Zyphra Inference launches MI355X endpoints for DeepSeek V3.2, Kimi K2.6, and GLM 5.1
Zyphra launched serverless inference on AMD MI355X for DeepSeek V3.2, Kimi K2.6, and GLM 5.1, aimed at long-horizon agent workloads. The service leans on high-HBM nodes to keep more long-context sessions resident and reduce queueing.

TL;DR
- Zyphra launched Zyphra Inference as the first public piece of Zyphra Cloud, a serverless inference service for long-horizon agent workloads, according to ZyphraAI's launch post.
- Day one model support is three open-weight endpoints, DeepSeek V3.2, Kimi K2.6, and GLM 5.1, with "V4 soon" attached to DeepSeek in ZyphraAI's model list.
- Zyphra's pitch is mostly a memory story: ZyphraAI's MI355X hardware note says MI355X offers 288GB HBM3E and 8 TB/s bandwidth, and ZyphraAI's Kimi K2.6 example claims that translates into about 184 concurrent 256K-context agents on 8x MI355X versus about 100 on 8x B200.
- The company says the service is built on years of AMD-specific systems work, including Tree Attention, custom MoE and attention kernels, and new parallelism schemes, per ZyphraAI's AMD research thread.
- Zyphra is framing inference as the first layer of a broader stack that also includes agent infrastructure, environments, and compute, according to the main launch post and the Zyphra Cloud overview.
You can read the official product post, skim the cloud overview, and see Zyphra's own parallelism thread, which landed a couple of hours before the launch.
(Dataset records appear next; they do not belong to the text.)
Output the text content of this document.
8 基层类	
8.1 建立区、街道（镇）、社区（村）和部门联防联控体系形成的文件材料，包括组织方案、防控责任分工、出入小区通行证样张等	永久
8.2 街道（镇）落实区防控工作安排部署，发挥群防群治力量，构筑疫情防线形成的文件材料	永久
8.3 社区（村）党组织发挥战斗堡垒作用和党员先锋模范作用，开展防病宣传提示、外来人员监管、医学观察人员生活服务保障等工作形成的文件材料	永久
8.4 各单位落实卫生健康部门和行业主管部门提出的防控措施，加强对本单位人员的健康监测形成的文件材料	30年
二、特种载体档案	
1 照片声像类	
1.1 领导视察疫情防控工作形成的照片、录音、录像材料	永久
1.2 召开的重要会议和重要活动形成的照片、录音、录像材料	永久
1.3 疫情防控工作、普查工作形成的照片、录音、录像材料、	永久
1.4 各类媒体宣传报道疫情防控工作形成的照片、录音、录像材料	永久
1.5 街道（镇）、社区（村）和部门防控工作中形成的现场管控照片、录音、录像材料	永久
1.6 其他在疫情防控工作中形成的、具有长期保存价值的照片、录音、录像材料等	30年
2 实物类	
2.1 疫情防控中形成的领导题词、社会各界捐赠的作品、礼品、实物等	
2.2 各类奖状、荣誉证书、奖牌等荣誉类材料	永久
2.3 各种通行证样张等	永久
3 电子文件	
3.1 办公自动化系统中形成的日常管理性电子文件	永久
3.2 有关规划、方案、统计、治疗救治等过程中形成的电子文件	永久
The odd bit is how explicitly the pitch centers on KV cache pressure and resident sessions instead of generic tokens per second. PR copy also makes clear this is supposed to be the first piece of a larger AMD-first platform, not a one-off endpoint drop.
What shipped
The launch is narrow and pretty clear. Zyphra Cloud is the umbrella, and Zyphra Inference is the thing you can use today.
What is live now:
- Serverless inference for open-weight models, per the launch post
- AMD MI355X-backed deployment on TensorWave infrastructure, per the launch post and the press release
- Three launch models: DeepSeek V3.2, Kimi K2.6, GLM 5.1, per ZyphraAI's model list
- A near-term model roadmap note, "DeepSeek V4 soon," in the same model list
The official post describes the service as AMD-first and aimed at developers, enterprises, and frontier AI hyperscalers building long-context agent systems rather than short request-response apps.
MI355X memory economics
Zyphra's argument is that long-horizon agents are dominated by memory headroom, large KV caches, and prefix-cache reuse. That is the same framing Quentin Anthony uses in QuentinAnthon15's market explanation, where he says many-turn agentic runs create heavy KV and prefix-cache pressure.
The concrete hardware claims:
- MI355X: 288GB HBM3E per GPU, 8 TB/s bandwidth, per ZyphraAI's hardware note
- Kimi K2.6 replica size: about 545GB at INT4, per ZyphraAI's Kimi example
- At 256K context, 8x B200 supports about 100 agents, while 8x MI355X supports about 184, per the same example
Anthony's thread adds the market-level framing: more HBM means fewer users pushed into queueing, more cache hits on many-turn workloads, and larger batch sizes, according to QuentinAnthon15's product note and his follow-up.
AMD-first systems work
Zyphra is selling more than raw hardware access. The company says the service packages up years of systems work it already did while training large models on AMD.
The pieces Zyphra names explicitly:
- Tree Attention for AMD's point-to-point intra-node fabric, per ZyphraAI's AMD research thread
- Novel parallelism schemes for AMD topologies, per the same thread
- Optimized MoE and attention kernels, per the same thread
- Long-context inference algorithms and custom kernels, per ZyphraAI's model list
Anthony says that shift from training to inference exposed new serving bottlenecks, and that some of the fixes are already shipped while others are still in progress, according to QuentinAnthon15's serving-regimes thread.
The rest of Zyphra Cloud
The launch post is about inference, but the cloud page is already broader. The Zyphra Cloud overview lists four product blocks: Agent (MAIA), Agent Environments, Inference, and Compute.
The page also lists features that have not been unpacked yet in the launch thread:
- Multiplayer general agent for teams
- Search, chat, and agentic workflows
- Model and tool orchestration
- CPU-based agent environments
- Distributed training and RL
- Large-scale simulation environments
- GPU clusters, bare metal orchestration, and dedicated capacity
That makes the interesting part of this announcement less "new inference API" than "first public endpoint of a fuller agent stack." The official blog says inference is only the first step toward a unified platform for open, sovereign AI at scale, and the product page already shows the next layers.